3.3 Saving plots as variables

Plots can be saved as variables, which can be added two later on using the + operator. This is really useful if you want to make multiple related plots from a common base.

  • Using the diamonds dataset, plot the price (y-axis) versus the carat (x-axis), assigning to plt_price_vs_carat.

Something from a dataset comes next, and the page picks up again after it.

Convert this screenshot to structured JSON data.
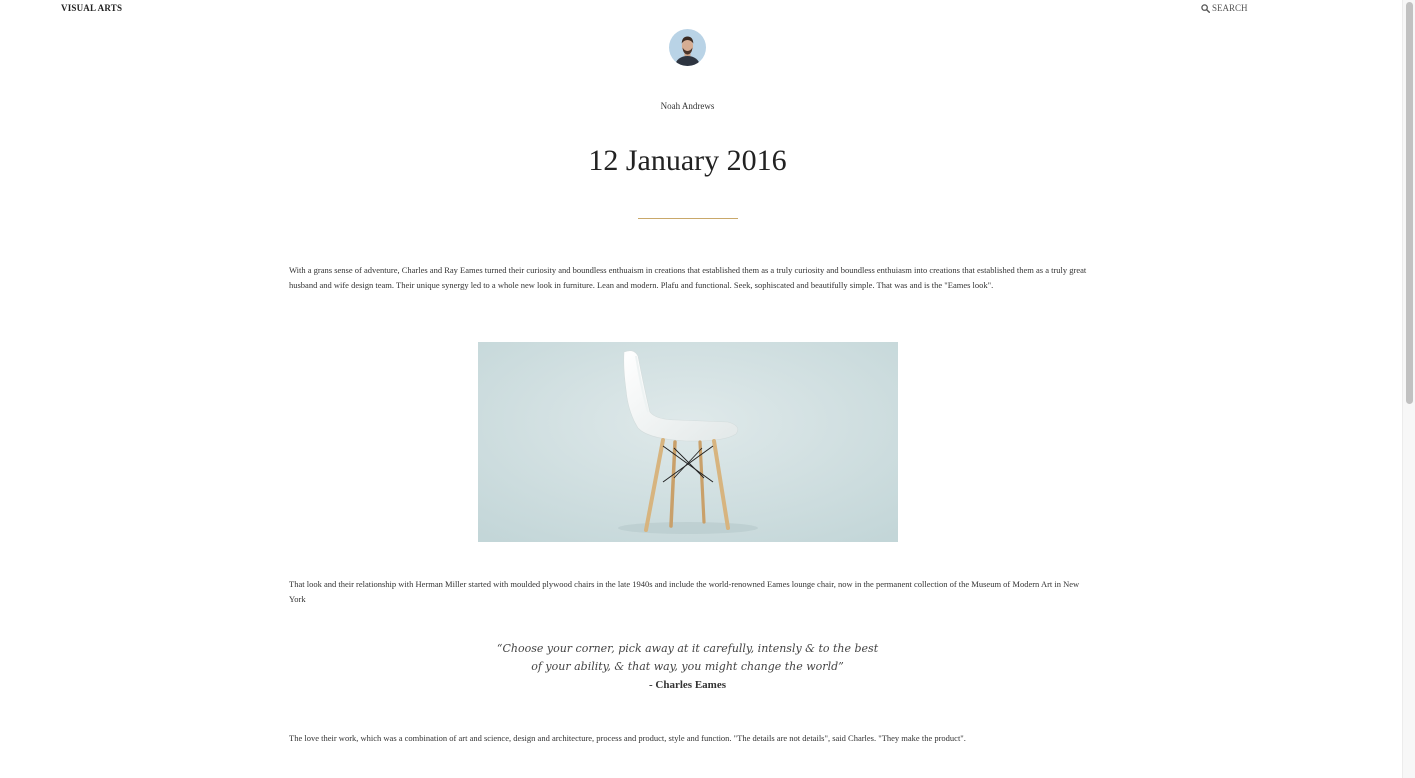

  • Using geom_point(), add a point layer to plt_price_vs_carat.

# Draw a ggplot
plt_price_vs_carat <- ggplot(
  # Use the diamonds dataset
  diamonds,
  # For the aesthetics, map x to carat and y to price
  aes(x = carat, y = price)
)

# Add a point layer to plt_price_vs_carat
plt_price_vs_carat + 
  geom_point()

  • Add an alpha argument to the point layer to make the points 20% opaque, assigning to plt_price_vs_carat_transparent.

  • Type the plot’s variable name (plt_price_vs_carat_transparent) to display it.

# From previous step
plt_price_vs_carat <- ggplot(diamonds, aes(carat, price))

# Edit this to make points 20% opaque: plt_price_vs_carat_transparent
plt_price_vs_carat_transparent <- plt_price_vs_carat + geom_point(alpha = 0.2)

# See the plot
plt_price_vs_carat_transparent

  • Inside geom_point(), call aes() and map color to clarity, assigning to plt_price_vs_carat_by_clarity.

  • Type the plot’s variable name (plt_price_vs_carat_by_clarity) to display it.

# From previous step
plt_price_vs_carat <- ggplot(diamonds, aes(carat, price))

# Edit this to map color to clarity,
# Assign the updated plot to a new object
plt_price_vs_carat_by_clarity <- plt_price_vs_carat + 
  geom_point(aes(color = clarity))

# See the plot
plt_price_vs_carat_by_clarity